Saper mangiare non è solo un’arte, è una necessità vitale. Per tutti: uomini e bestie. Soprattutto se gli uomini, poi, le bestie, le mangiano. A lasciarle fare, loro, le bestie, mangerebbero con intelligenza spontaneamente, naturalmente. Gli uomini no, devono decidere di farlo. Brillat-Savarin scrittore francese quasi contemporaneo del dottor Johnson (1755-1826) e autore del famoso Phisiologiedugôut scrisse «L’uomo mangia, solo l’uomo intelligente sa mangiare». Sa scegliere.
I frati nel refettorio mangiano, mangiano lentamente, tacciono per ritualità e perché si fidano: quello che vien servito nel loro desco lo coltivano, allevano e cucinano loro. Si tratta di severità cenobitica, ma anche di gusto sottile per la piccola gioia dello sfamarsi senza ingordigia che è una mite forma di preghiera. E il Creatore ha sicuramente piacere di questo. Non si dice del cibo buono e genuino che è una «Grazie di Dio», quella grazia di Dio che bisogna rispettare e custodire senza abusi e sprechi? Ma si dice ancora così? C’è ancora qualcuno che usa questa locuzione rispettosa del cibo visto non come cuccagna gratuita, ma come frutto di fatica e pazienza? Per non parlare della sublime arte della cucina. Quelli dell’ingurgitamento fine a sé stesso la conoscono?
Non credo, giacché il mangiare velocemente è considerato comodo e utile anche se non sappiamo, se non di rado, che cosa, veramente, stiamo mangiando. Sarà Grazia di Dio? E se lo è, perché la mangiamo in piedi, ingurgitando velocemente enormi bocconi mandati giù con i calci della bevanda gasata americana?
Si chiama «Fast food». Traduzione: cibo svelto. Che orrore. È una contraddizione in termini oltre che un affronto alla salute: questo è un modo per saltare a piè pari la prima, preziosissima digestione.

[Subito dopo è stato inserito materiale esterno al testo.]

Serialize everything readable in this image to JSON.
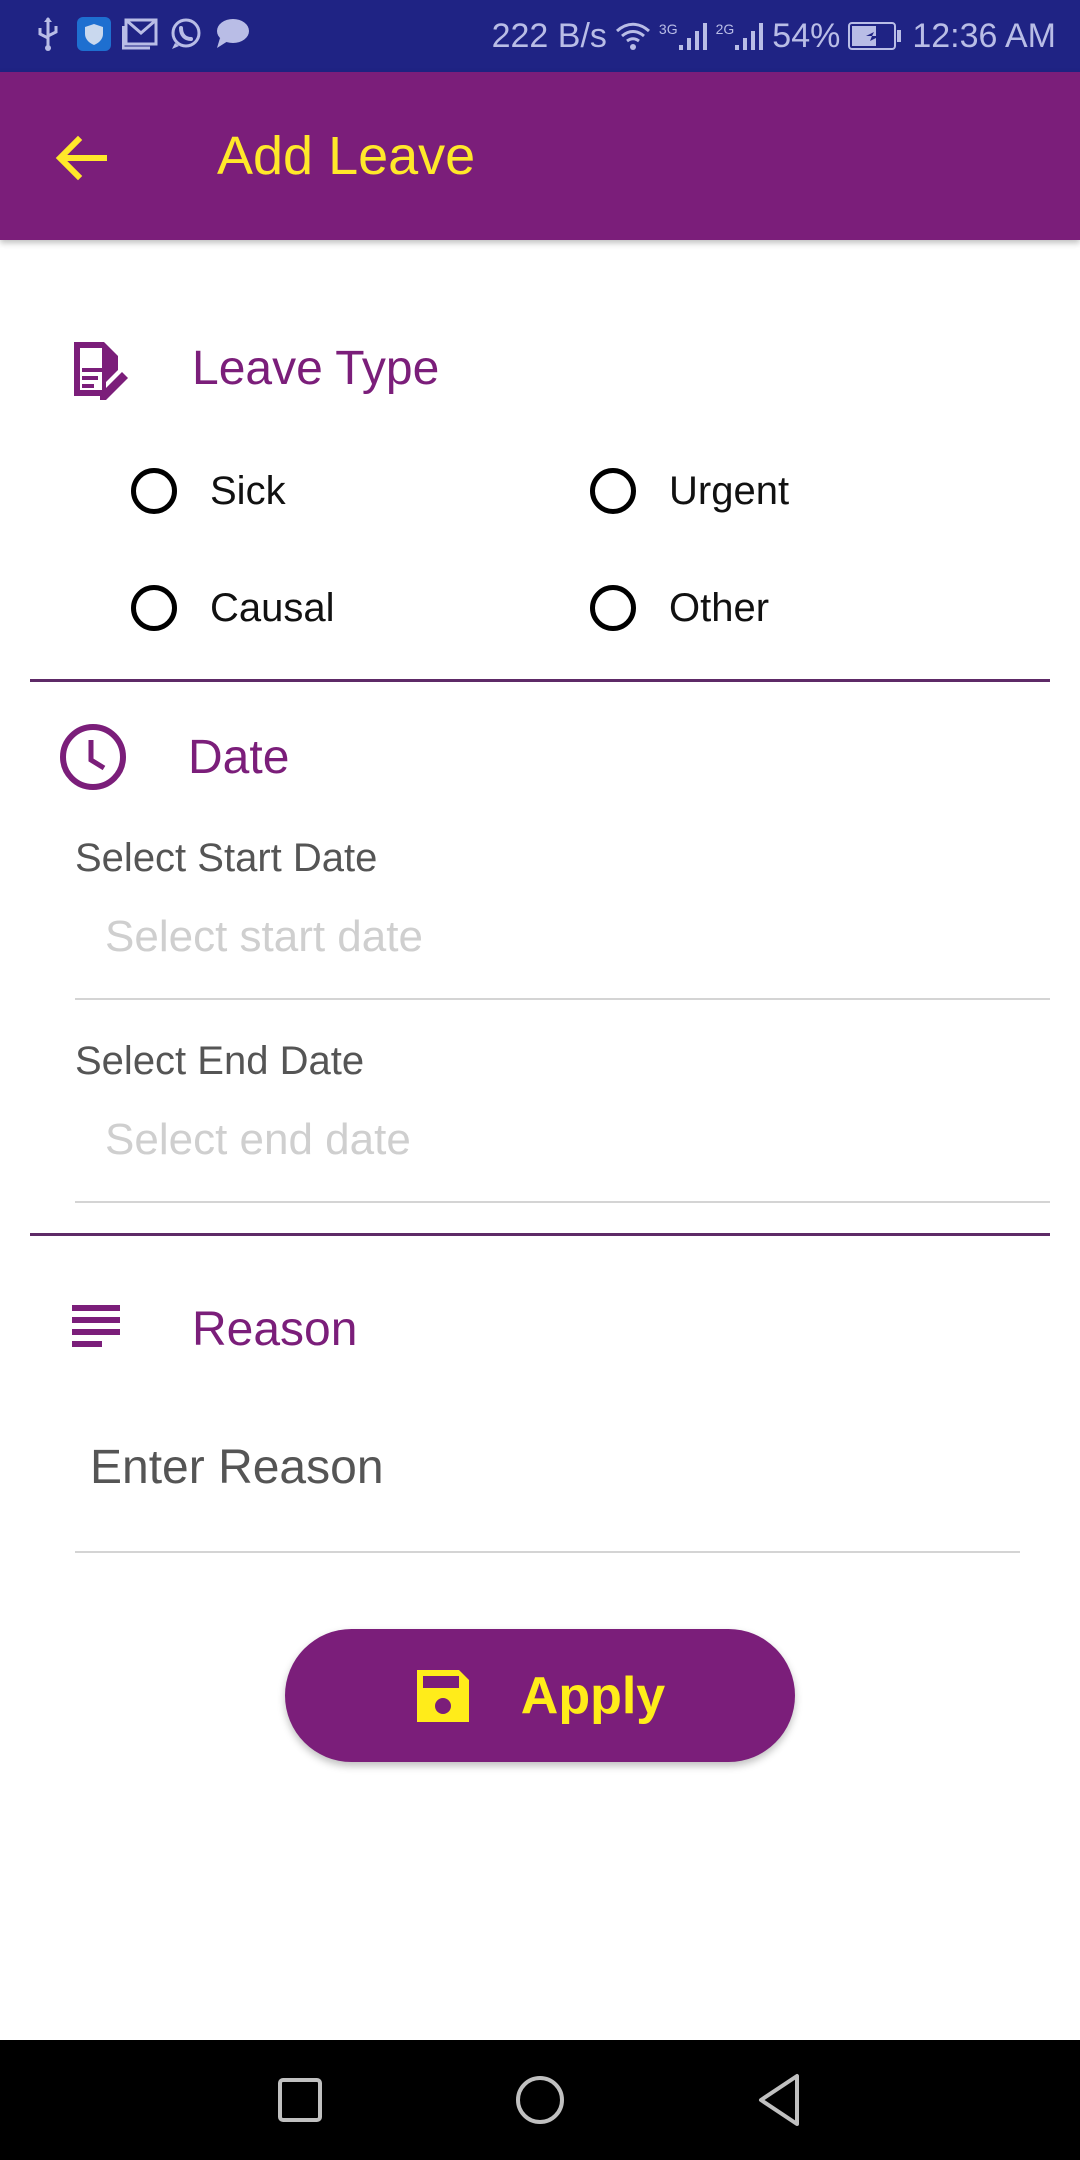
{
  "status_bar": {
    "notification_icons": [
      "usb-icon",
      "shield-app-icon",
      "gmail-icon",
      "whatsapp-icon",
      "message-icon"
    ],
    "network_speed": "222 B/s",
    "wifi_icon": "wifi-icon",
    "sim1_label": "3G",
    "sim2_label": "2G",
    "battery_percent": "54%",
    "time": "12:36 AM"
  },
  "app_bar": {
    "back_icon": "arrow-back-icon",
    "title": "Add Leave"
  },
  "leave_type": {
    "label": "Leave Type",
    "icon": "document-edit-icon",
    "options": [
      {
        "label": "Sick",
        "selected": false
      },
      {
        "label": "Urgent",
        "selected": false
      },
      {
        "label": "Causal",
        "selected": false
      },
      {
        "label": "Other",
        "selected": false
      }
    ]
  },
  "date": {
    "label": "Date",
    "icon": "clock-icon",
    "start": {
      "label": "Select Start Date",
      "placeholder": "Select start date",
      "value": ""
    },
    "end": {
      "label": "Select End Date",
      "placeholder": "Select end date",
      "value": ""
    }
  },
  "reason": {
    "label": "Reason",
    "icon": "notes-icon",
    "placeholder": "Enter Reason",
    "value": ""
  },
  "apply_button": {
    "label": "Apply",
    "icon": "save-icon"
  },
  "nav_bar": {
    "buttons": [
      "recents",
      "home",
      "back"
    ]
  },
  "colors": {
    "primary": "#7b1e7a",
    "accent": "#ffec1a",
    "status_bar": "#1f2384",
    "divider": "#5e2a67"
  }
}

E’ vero, pressati da ritmi disumani e dal cottimo frenetico della vita quotidiana, non sempre abbiamo il tempo necessario al meditato pranzo e, allora, io consiglio la tecnica dei contadini di un tempo: ad una cert’ora si fermavano, si stiracchiavano, si sedevano, dove capitava, ma si sedevano, schiacciavano una preghiera di ringraziamento e, lentamente, davan di piglio al grande e rassicurante pane con companatico (ogni giorno diverso, con fantasia, dalle verdure al salame, alla impagabile frittata) non rinunciando ad innaffiarlo con del vino. Poco, ma buono. Poi aspettavano in silenzio o parlando a bassa voce. La digestione, i contadini lo sapevano, lavora per noi, va rispettata. I saggi latini della Scuola medica salernitana hanno imparato da loro. E anche il dottor Johnson. La dieta mediterranea ha fatto il resto.